Sento, balnearios públicos en Japón

Sento

Japón es un país que abriga una gran cantidad de balnearios para pasar el rato, desde aguas termales hasta balnearios temáticos. Entre estos están los sentofáciles de acceder y con grandes bañeras. Desde los meses húmedos de verano hasta los fríos días de invierno, los sento con sus diseños arquitectónicos únicos se han vuelto populares como lugares públicos y son una experiencia única de la vida diaria de Japón que llega hasta nuestros días.

Noren

En la entrada del balneario se puede ver un noren, una cortina con la inscripción “agua caliente”. Una vez que se pasa al interior, los clientes se quitan el calzado y pagan la entrada en el mostrador, conocido como bandai. Muchas instalaciones hoy en día han decidido renovar sus entradas con mostradores más llamativos, pero otros aprecian la tradición. El costo de entrada varía, pero para los adultos van de los 300 a los 450 yenes.

casilleros

La ropa se guarda en casilleros y después se dispone al baño. En el interior se encontrará un piso de azulejo, un techo alto que permite la circulación frecuente de aire y bañeras de gran tamaño con agua caliente. Un consejo: no se introduzcan directamente a la bañera. De acuerdo a la etiqueta, los clientes deben primero lavar su cuerpo afuera de la bañera. En segundo lugar, no se permite introducirse a la bañera con la toalla, por lo que muchos clientes optan por ponérsela en la cabeza.

pintura de un sento

El origen de los sento data del siglo XII. En esa época eran comunes los baños de vapor. Los balnearios públicos de agua caliente surgieron después en el periodo Edo (1603-1867). En ese entonces, la ciudad de Edo (hoy Tokyo) recibía brizas con arena y polvo. Entonces estos baños eran una manera de que las personas se limpiaran cada día.

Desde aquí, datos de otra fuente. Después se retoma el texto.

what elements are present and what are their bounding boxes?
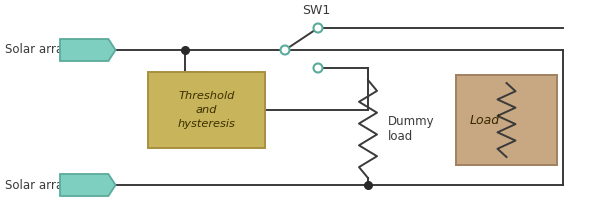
Text: Threshold
and
hysteresis: Threshold and hysteresis xyxy=(178,91,235,129)
Text: Solar array+: Solar array+ xyxy=(5,43,80,56)
Text: Solar array−: Solar array− xyxy=(5,178,80,191)
Bar xyxy=(148,72,265,148)
Circle shape xyxy=(281,46,290,55)
Bar xyxy=(456,75,557,165)
Polygon shape xyxy=(60,39,116,61)
Circle shape xyxy=(314,23,323,33)
Polygon shape xyxy=(60,174,116,196)
Circle shape xyxy=(314,63,323,72)
Text: SW1: SW1 xyxy=(302,3,330,16)
Text: Dummy
load: Dummy load xyxy=(388,115,434,143)
Text: Load: Load xyxy=(469,114,500,127)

A lo largo de su existencia, dentro de los balnearios públicos se han llevado a cabo  juegos de shogi (ajedrez japonés) en los vestidores o en el jardín. Los balnearios públicos han ofrecido un espacio para que la gente se relaje y disfrute el momento.

Al visitar un sento probablemente veas una pared con una pintura del Monte Fuji. De hecho, la costumbre es tan fuerte que estas pinturas son sinónimo de sento. En el pasado, las paredes de los balnearios ponían publicidad. Pintores hábiles utilizaban solamente cuatro colores para crear sus cuadros. Hoy en día existen todavía dos personas en Tokyo que se dedican a este oficio.

miya tsukuri

El estilo arquitectónico típico del sento es el miya-tsukuri, o techos de tejas comunes en los santuarios japoneses. En años recientes, muchos sento han sido reconstruidos con diseños más modernos. Sin embargo, en Tokyo todavía se pueden ver algunas construcciones que conservan el estilo tradicional.

recepción

Hoy en día, debido a la infraestructura urbana que permite que haya bañeras en cada hogar, el número de clientes ha disminuido. En 1960 se estimaba que en Tokyo había 20 mil personas que frecuentaban los sento. Hoy en día el número ha disminuido a 5 mil. Sin embargo, su popularidad se ha renovado gracias a las maratones, ya que un buen lugar para ir en grupo después de correr es un balneario público.